De Kosmos verbeeld door Jeroen Bosch (1450-1516)


Hoewel de oude Grieken de aarde slechts beschouwden als een stip in het heelal, was het geocentrische heelal noodzakelijk relatief klein. Als bijvoorbeeld de aarde rond de zon zou draaien, zou de helderheid van de sterren moeten toe- of afnemen, naargelang de aarde dichter bij of verder van de sterren zou komen. Omdat er geen variatie in helderheid waargenomen kon worden, zou dit betekenen dat de sterren onwaarschijnlijk ver zouden staan. Ook andere argumenten maakten een heliocentrisch wereldbeeld destijds onaannemelijk, maar met het systeem van Ptolemaeus konden vele problemen toch ook niet verklaard worden.

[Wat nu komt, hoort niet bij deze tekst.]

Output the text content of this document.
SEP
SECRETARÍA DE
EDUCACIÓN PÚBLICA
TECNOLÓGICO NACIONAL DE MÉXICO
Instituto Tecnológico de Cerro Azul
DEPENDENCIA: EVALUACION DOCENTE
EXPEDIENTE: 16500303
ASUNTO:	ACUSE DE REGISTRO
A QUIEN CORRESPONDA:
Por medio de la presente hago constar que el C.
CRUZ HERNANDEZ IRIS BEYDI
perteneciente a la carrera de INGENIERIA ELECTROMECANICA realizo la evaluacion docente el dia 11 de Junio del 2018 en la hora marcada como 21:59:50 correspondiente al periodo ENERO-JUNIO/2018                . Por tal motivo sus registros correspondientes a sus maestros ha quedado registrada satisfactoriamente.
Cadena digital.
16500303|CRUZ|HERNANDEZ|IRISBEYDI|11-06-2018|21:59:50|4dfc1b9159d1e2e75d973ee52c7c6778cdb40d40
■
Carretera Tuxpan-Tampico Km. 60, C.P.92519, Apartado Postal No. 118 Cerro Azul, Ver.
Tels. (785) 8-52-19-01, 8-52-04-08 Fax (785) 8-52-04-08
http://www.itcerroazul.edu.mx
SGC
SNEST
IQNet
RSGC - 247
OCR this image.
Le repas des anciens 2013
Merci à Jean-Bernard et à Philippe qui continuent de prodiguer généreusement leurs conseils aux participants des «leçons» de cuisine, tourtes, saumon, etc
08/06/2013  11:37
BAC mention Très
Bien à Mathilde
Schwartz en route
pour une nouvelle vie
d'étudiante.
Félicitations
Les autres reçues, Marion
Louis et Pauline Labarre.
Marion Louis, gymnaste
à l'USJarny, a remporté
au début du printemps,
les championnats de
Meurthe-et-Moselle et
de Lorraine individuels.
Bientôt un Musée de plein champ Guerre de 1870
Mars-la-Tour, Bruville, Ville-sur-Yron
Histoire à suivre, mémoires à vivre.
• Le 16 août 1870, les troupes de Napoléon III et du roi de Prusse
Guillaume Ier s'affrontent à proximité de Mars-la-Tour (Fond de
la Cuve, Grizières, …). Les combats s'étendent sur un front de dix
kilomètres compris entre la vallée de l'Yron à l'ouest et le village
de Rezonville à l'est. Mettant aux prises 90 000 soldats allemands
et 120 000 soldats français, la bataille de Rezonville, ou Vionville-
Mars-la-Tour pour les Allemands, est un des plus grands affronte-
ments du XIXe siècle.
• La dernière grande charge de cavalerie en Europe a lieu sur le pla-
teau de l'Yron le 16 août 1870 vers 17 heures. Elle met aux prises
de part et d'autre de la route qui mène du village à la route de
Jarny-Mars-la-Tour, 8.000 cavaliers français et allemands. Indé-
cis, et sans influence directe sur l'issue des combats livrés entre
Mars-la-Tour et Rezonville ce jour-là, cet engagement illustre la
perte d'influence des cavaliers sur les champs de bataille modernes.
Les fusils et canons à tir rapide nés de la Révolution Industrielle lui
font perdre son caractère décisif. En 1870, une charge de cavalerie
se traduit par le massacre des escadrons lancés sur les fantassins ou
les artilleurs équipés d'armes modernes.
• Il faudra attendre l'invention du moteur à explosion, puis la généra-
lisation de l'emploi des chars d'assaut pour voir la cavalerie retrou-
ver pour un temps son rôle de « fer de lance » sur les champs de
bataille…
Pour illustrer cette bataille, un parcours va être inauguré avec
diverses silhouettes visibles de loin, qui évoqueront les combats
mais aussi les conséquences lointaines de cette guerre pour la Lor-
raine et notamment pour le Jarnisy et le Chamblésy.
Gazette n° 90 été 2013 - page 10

De moderne kosmologie begon met de inzichten van Copernicus, waarmee afscheid genomen werd van het oude van oorsprong Griekse geocentrische wereldbeeld. Toen de astronomie een empirische wetenschap werd, waarbij inzichten getoetst werden aan waarnemingen, namen de inzichten in de kosmos toe. Tycho Brahe deed aan het eind van de zestiende eeuw nauwkeurige observaties van de planeetbanen en op grond van die gegevens kon zijn assistent Johannes Kepler zijn beroemde wetten opstellen. Door gebruik te maken van de wiskunde als hulpwetenschap in de astronomie kon Kepler nauwkeurige berekeningen maken. De berekeningen zijn nog niet helemaal voluit.